Metals Acquisition Corp. II disclosed on March 11 that it has priced an initial public offering totaling $200 million. The offering consists of 20 million units, each sold at $10.00. The units are expected to begin trading on the New York Stock Exchange on March 12 under the symbol "MTAL.U."
Each unit is made up of one Class A ordinary share and one-third of a redeemable warrant. When combined into a whole warrant, holders will be able to exercise the warrant to acquire one Class A ordinary share at an exercise price of $11.50 per share. Following the separation of the units, the Class A ordinary shares and the warrants are expected to trade independently on the New York Stock Exchange under the tickers "MTAL" and "MTAL WS," respectively.

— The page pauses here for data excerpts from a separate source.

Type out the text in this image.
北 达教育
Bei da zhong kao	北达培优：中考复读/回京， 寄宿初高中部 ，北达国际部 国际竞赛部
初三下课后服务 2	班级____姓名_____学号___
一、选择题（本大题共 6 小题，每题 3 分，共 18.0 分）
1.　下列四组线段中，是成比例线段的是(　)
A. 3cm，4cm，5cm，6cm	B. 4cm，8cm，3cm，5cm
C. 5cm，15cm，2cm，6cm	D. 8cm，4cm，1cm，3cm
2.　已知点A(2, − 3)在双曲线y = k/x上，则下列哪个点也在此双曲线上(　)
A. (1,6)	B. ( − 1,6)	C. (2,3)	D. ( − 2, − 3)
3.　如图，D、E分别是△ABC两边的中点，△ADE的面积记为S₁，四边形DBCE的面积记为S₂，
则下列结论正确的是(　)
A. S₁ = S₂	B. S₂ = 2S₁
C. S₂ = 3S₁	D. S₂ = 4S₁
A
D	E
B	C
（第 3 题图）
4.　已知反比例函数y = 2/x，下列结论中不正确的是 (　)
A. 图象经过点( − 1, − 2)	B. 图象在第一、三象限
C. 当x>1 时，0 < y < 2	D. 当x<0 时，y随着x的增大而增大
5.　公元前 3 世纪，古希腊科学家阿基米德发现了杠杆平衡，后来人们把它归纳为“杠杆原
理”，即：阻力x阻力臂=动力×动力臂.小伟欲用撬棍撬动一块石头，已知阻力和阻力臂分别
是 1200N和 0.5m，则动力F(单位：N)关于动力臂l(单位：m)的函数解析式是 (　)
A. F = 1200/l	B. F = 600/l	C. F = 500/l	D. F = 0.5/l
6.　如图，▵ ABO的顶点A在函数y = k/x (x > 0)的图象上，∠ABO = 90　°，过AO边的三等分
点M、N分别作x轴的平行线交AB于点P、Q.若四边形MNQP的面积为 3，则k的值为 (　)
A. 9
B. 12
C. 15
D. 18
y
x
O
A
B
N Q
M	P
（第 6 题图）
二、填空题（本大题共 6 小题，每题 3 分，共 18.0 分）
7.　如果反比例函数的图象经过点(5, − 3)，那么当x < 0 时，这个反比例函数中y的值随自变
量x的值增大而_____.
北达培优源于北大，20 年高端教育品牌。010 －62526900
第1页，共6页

The company stated the offering is expected to close on March 13, subject to customary closing conditions. Cohen & Company Capital Markets is serving as the lead book-running manager for the offering, and Jett Capital Advisors is listed as co-manager. In connection with the underwriting, Metals Acquisition Corp. II granted the underwriters a 45-day option to purchase up to 3 million additional units to cover potential over-allotments.
Metals Acquisition Corp. II is organized as a blank check company formed for the purpose of effecting a business combination with one or more businesses. The company said it intends to pursue targets across the natural resources value chain, with a specific focus on metals and mining businesses located in jurisdictions it regards as stable.

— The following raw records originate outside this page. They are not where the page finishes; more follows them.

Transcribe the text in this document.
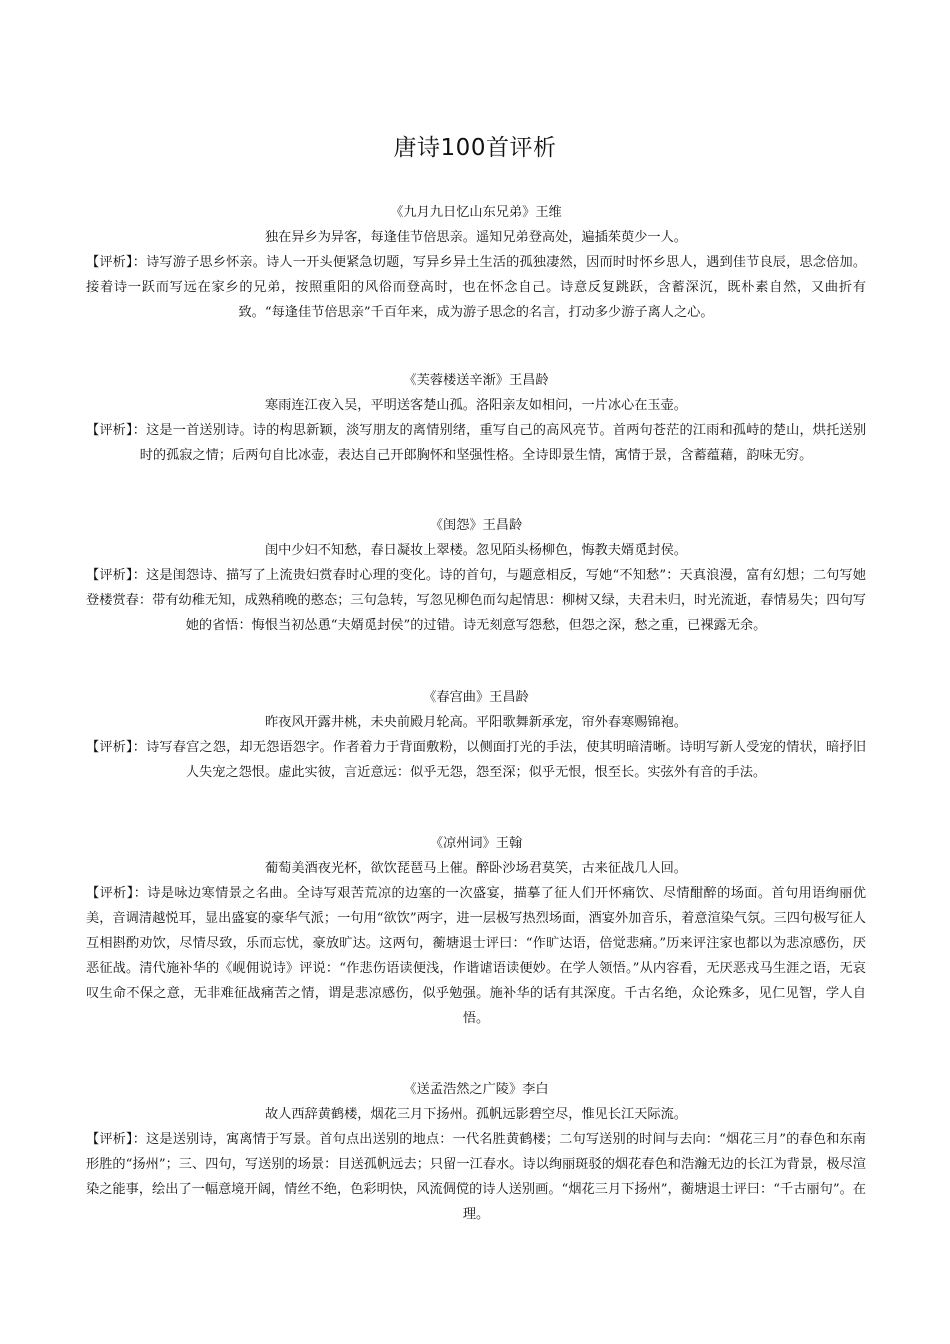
唐诗100首评析
《九月九日忆山东兄弟》王维
独在异乡为异客，每逢佳节倍思亲。遥知兄弟登高处，遍插茱萸少一人。
【评析】：诗写游子思乡怀亲。诗人一开头便紧急切题，写异乡异土生活的孤独凄然，因而时时怀乡思人，遇到佳节良辰，思念倍加。接着诗一跃而写远在家乡的兄弟，按照重阳的风俗而登高时，也在怀念自己。诗意反复跳跃，含蓄深沉，既朴素自然，又曲折有致。“每逢佳节倍思亲”千百年来，成为游子思念的名言，打动多少游子离人之心。
《芙蓉楼送辛渐》王昌龄
寒雨连江夜入吴，平明送客楚山孤。洛阳亲友如相问，一片冰心在玉壶。
【评析】：这是一首送别诗。诗的构思新颖，淡写朋友的离情别绪，重写自己的高风亮节。首两句苍茫的江雨和孤峙的楚山，烘托送别时的孤寂之情；后两句自比冰壶，表达自己开郎胸怀和坚强性格。全诗即景生情，寓情于景，含蓄蕴藉，韵味无穷。
《闺怨》王昌龄
闺中少妇不知愁，春日凝妆上翠楼。忽见陌头杨柳色，悔教夫婿觅封侯。
【评析】：这是闺怨诗、描写了上流贵妇赏春时心理的变化。诗的首句，与题意相反，写她“不知愁”：天真浪漫，富有幻想；二句写她登楼赏春：带有幼稚无知，成熟稍晚的憨态；三句急转，写忽见柳色而勾起情思：柳树又绿，夫君未归，时光流逝，春情易失；四句写她的省悟：悔恨当初怂恿“夫婿觅封侯”的过错。诗无刻意写怨愁，但怨之深，愁之重，已裸露无余。
《春宫曲》王昌龄
昨夜风开露井桃，未央前殿月轮高。平阳歌舞新承宠，帘外春寒赐锦袍。
【评析】：诗写春宫之怨，却无怨语怨字。作者着力于背面敷粉，以侧面打光的手法，使其明暗清晰。诗明写新人受宠的情状，暗抒旧人失宠之怨恨。虚此实彼，言近意远：似乎无怨，怨至深；似乎无恨，恨至长。实弦外有音的手法。
《凉州词》王翰
葡萄美酒夜光杯，欲饮琵琶马上催。醉卧沙场君莫笑，古来征战几人回。
【评析】：诗是咏边寒情景之名曲。全诗写艰苦荒凉的边塞的一次盛宴，描摹了征人们开怀痛饮、尽情酣醉的场面。首句用语绚丽优美，音调清越悦耳，显出盛宴的豪华气派；一句用“欲饮”两字，进一层极写热烈场面，酒宴外加音乐，着意渲染气氛。三四句极写征人互相斟酌劝饮，尽情尽致，乐而忘忧，豪放旷达。这两句，蘅塘退士评曰：“作旷达语，倍觉悲痛。”历来评注家也都以为悲凉感伤，厌恶征战。清代施补华的《岘佣说诗》评说：“作悲伤语读便浅，作谐谑语读便妙。在学人领悟。”从内容看，无厌恶戎马生涯之语，无哀叹生命不保之意，无非难征战痛苦之情，谓是悲凉感伤，似乎勉强。施补华的话有其深度。千古名绝，众论殊多，见仁见智，学人自悟。
《送孟浩然之广陵》李白
故人西辞黄鹤楼，烟花三月下扬州。孤帆远影碧空尽，惟见长江天际流。
【评析】：这是送别诗，寓离情于写景。首句点出送别的地点：一代名胜黄鹤楼；二句写送别的时间与去向：“烟花三月”的春色和东南形胜的“扬州”；三、四句，写送别的场景：目送孤帆远去；只留一江春水。诗以绚丽斑驳的烟花春色和浩瀚无边的长江为背景，极尽渲染之能事，绘出了一幅意境开阔，情丝不绝，色彩明快，风流倜傥的诗人送别画。“烟花三月下扬州”，蘅塘退士评曰：“千古丽句”。在理。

According to the company statement, a registration statement relating to the securities was declared effective by the Securities and Exchange Commission on March 11. The offering's timing, the separate listing of shares and warrants, the underwriters' over-allotment option, and the stated strategic focus are among the items the company disclosed in its announcement.
Summary
Metals Acquisition Corp. II has priced a $200 million IPO comprised of 20 million units at $10.00 each. Units are expected to begin trading March 12 on the NYSE as MTAL.U. Each unit contains one Class A share and one-third of a warrant, with whole warrants exercisable at $11.50. The offering is expected to close March 13, and the company has provided underwriters a 45-day option to purchase up to 3 million additional units.
Details
- Offering size: 20 million units priced at $10.00 each, totaling $200 million.

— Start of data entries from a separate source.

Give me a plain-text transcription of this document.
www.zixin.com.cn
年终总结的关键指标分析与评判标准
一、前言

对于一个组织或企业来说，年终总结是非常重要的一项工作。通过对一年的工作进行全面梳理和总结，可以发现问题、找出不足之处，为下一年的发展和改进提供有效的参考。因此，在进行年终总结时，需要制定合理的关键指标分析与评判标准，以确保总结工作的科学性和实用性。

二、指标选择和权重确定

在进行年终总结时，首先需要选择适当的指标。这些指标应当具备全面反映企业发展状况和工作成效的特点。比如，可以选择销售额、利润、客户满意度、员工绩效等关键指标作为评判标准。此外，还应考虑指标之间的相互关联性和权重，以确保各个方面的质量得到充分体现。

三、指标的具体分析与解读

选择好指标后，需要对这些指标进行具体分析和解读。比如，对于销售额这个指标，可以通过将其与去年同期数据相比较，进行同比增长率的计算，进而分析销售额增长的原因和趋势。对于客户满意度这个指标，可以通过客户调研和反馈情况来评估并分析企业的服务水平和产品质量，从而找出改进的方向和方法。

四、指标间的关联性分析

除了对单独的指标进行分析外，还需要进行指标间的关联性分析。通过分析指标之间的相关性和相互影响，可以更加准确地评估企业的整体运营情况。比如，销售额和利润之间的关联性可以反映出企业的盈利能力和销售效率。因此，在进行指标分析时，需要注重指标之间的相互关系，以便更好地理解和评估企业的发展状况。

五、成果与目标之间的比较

- Trading commencement: Units expected to trade March 12 on NYSE under "MTAL.U."
- Security composition: One Class A ordinary share plus one-third of one redeemable warrant per unit; whole warrants exercise price $11.50.
- Separate listings planned: Class A shares and warrants expected to trade as "MTAL" and "MTAL WS."
- Underwriting: Cohen & Company Capital Markets lead book-running manager; Jett Capital Advisors co-manager; 45-day option for up to 3 million additional units for over-allotments.
- Company purpose: Blank check company targeting natural resources, with emphasis on metals and mining in stable jurisdictions.
- Regulatory status: Registration statement declared effective by the SEC on March 11, per the company statement.